Quelles perspectives à court et moyen termes ?
Nous sommes à la veille d’un virage stratégique. En effet, avec la création du régulateur dans le secteur des assurances, les opérations d’assurance crédit commercial vont être soumises au Code des assurances et, de ce fait, nous serons autorisés à lancer l’assurance crédit domestique qui permettra d’accompagner l’entreprise marocaine sur tous les marchés. La réforme de l’assurance export publique est également envisagée cette année. On l’adaptera aux nouvelles donnes de l’environnement international et à l’évolution de notre économie.
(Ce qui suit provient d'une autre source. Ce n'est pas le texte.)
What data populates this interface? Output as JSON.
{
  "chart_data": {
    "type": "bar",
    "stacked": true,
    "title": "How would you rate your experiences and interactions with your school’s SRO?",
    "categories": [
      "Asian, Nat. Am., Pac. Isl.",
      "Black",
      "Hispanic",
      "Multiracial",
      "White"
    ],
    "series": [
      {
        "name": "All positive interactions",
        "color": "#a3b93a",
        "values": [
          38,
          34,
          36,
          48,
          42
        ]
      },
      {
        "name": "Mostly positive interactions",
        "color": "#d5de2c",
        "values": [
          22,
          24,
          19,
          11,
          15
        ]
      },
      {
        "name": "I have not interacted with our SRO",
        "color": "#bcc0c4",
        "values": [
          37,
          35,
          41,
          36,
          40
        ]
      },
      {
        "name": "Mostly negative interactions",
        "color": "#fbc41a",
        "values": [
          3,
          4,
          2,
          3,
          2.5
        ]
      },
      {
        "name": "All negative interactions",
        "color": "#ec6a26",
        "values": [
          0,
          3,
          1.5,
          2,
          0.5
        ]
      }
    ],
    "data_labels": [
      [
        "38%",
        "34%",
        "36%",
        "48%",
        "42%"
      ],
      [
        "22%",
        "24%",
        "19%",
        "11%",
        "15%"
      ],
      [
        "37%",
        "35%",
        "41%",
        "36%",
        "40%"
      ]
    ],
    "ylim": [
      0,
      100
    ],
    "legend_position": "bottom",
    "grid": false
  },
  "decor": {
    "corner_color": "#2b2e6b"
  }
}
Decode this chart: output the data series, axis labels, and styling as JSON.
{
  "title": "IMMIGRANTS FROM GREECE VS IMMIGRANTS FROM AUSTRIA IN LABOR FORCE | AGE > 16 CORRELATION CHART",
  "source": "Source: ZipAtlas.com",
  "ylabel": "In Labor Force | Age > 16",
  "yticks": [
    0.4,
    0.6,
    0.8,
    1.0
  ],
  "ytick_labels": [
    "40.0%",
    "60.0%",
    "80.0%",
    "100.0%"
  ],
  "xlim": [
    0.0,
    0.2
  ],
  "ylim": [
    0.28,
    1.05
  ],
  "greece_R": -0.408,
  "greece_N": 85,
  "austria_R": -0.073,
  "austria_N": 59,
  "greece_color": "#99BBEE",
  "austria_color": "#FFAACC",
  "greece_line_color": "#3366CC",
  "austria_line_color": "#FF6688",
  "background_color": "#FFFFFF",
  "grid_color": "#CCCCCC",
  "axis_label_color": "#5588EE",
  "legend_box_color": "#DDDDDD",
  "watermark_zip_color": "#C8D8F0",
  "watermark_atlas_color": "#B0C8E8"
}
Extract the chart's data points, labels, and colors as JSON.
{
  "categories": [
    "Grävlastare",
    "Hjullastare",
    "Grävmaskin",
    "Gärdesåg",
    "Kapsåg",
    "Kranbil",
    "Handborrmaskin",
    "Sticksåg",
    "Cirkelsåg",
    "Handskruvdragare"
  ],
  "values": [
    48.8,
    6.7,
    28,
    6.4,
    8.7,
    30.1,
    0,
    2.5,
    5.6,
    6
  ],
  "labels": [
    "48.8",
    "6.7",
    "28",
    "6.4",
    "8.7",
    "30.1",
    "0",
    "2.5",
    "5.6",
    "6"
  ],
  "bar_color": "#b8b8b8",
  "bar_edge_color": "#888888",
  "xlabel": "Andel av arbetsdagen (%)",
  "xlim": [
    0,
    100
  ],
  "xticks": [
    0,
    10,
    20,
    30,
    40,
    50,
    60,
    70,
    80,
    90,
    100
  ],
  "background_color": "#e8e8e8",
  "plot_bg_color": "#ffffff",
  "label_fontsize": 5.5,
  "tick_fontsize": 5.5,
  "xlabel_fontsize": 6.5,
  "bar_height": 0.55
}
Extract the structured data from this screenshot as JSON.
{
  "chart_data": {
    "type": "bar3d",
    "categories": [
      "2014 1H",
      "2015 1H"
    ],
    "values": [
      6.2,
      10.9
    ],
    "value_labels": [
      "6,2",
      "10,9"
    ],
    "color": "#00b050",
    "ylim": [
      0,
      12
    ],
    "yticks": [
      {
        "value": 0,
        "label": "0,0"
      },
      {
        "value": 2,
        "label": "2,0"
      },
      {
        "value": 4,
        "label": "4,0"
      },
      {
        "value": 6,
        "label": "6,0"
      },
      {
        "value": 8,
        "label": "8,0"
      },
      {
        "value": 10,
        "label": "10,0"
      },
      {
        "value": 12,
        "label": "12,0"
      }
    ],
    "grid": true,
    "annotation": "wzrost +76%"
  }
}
Il est en effet prévu de faire évoluer les quotités garanties, les taux de primes et les conditions d’éligibilité, mais le plus important reste d’étendre la garantie aux investisseurs marocains à l’étranger pour accompagner la dynamique en cours, notamment sur le marché africain.

À propos de ce marché africain, serait-il une panacée pour booster les exportations marocaines ?
Il représente le présent et l’avenir. Le Maroc a fait le choix stratégique de renforcer ses liens économiques avec l’Afrique subsaharienne. La SMAEX a triplé ses engagements sur le continent ! Nous accompagnons ainsi des entreprises dans plusieurs secteurs, dont le BTP, l’agroalimentaire, les technologies de l’information et de la communication, les industries électrique et électronique… Des branches qui disposent d’un fort potentiel de développement en l’Afrique.

Que faire pour remettre à niveau les échanges Sud-Sud ?
Une nouvelle répartition des flux au sein de l’économie mondiale, avec un renforcement des relations Sud-Sud, est en cours. Il faut se dire que le Sud devient important pour le Sud. Au cours de la dernière décennie, les échanges mondiaux ont été multipliés par quatre, alors que les échanges Sud-Sud ont été multipliés par dix ! La question qui nous préoccupe, à la SMAEX, est de mettre l’assurance crédit au service des exigences du développement des échanges intra-africains. Techniquement, si cette assurance couvre le risque d’insolvabilité du client, sa dimension est plus politique que commerciale, car elle est un outil de promotion des exportations et des investissements. L’État a ainsi confié à la SMAEX la gestion de l’assurance crédit publique qui garantit ce que le marché ne couvre pas : les risques politiques et le crédit à moyen terme, le temps étant toujours l’ennemi du recouvrement ! 


Portrait : Une femme de tête et de poigne

Dans les discussions autour de l’analyse économique et du consulting, le nom de Nezha Lahrichi est quasiment incontournable. Ses interventions dans les conférences et forums, ses interventions sur les mémoires universitaires, ses études sectorielles et ses avis à propos de la conjoncture font autorité.
L’actuelle présidente de la Société marocaine d’assurance à l’export est une intellectuelle au long cours. Titulaire d’un doctorat d’État en sciences économiques, elle a contribué, entre autres, à l’élaboration du rapport sur l’état d’avancement des dossiers économiques suivis et initiés par la Primature. Elle a également participé à des débats décisifs sur les questions monétaires et financières, tels l’accompagnement et la préparation de plusieurs projets de lois de Finances, le suivi de dossiers relatifs au système financier, etc.

Sur la gestion du secteur public, elle a suivi les opérations de privatisation, par exemple de la CTM (Compagnie Marocaine de Transport), la BMCE Bank ou encore Maroc Telecom.
Nezha Lahrichi a aussi assumé des fonctions de conseillère au cabinet de la Primature. C’est d’ailleurs l’une des rares personnes à être restées dans ce département pendant près d’une dizaine d’années. Ce faisant, elle a travaillé avec trois premiers ministres : Abdellatif Filali, Abderrahmane Youssoufi et Driss Jettou. En 2005, elle a été nommée présidente de la SMAEX, fonction où on lui a reconnu de la compétence, de l’autorité et du pragmatisme. En mai 2011, elle est désignée par ses pairs à la présidence du CNCE (Conseil national du commerce extérieur), rebaptisé Observatoire des exportations.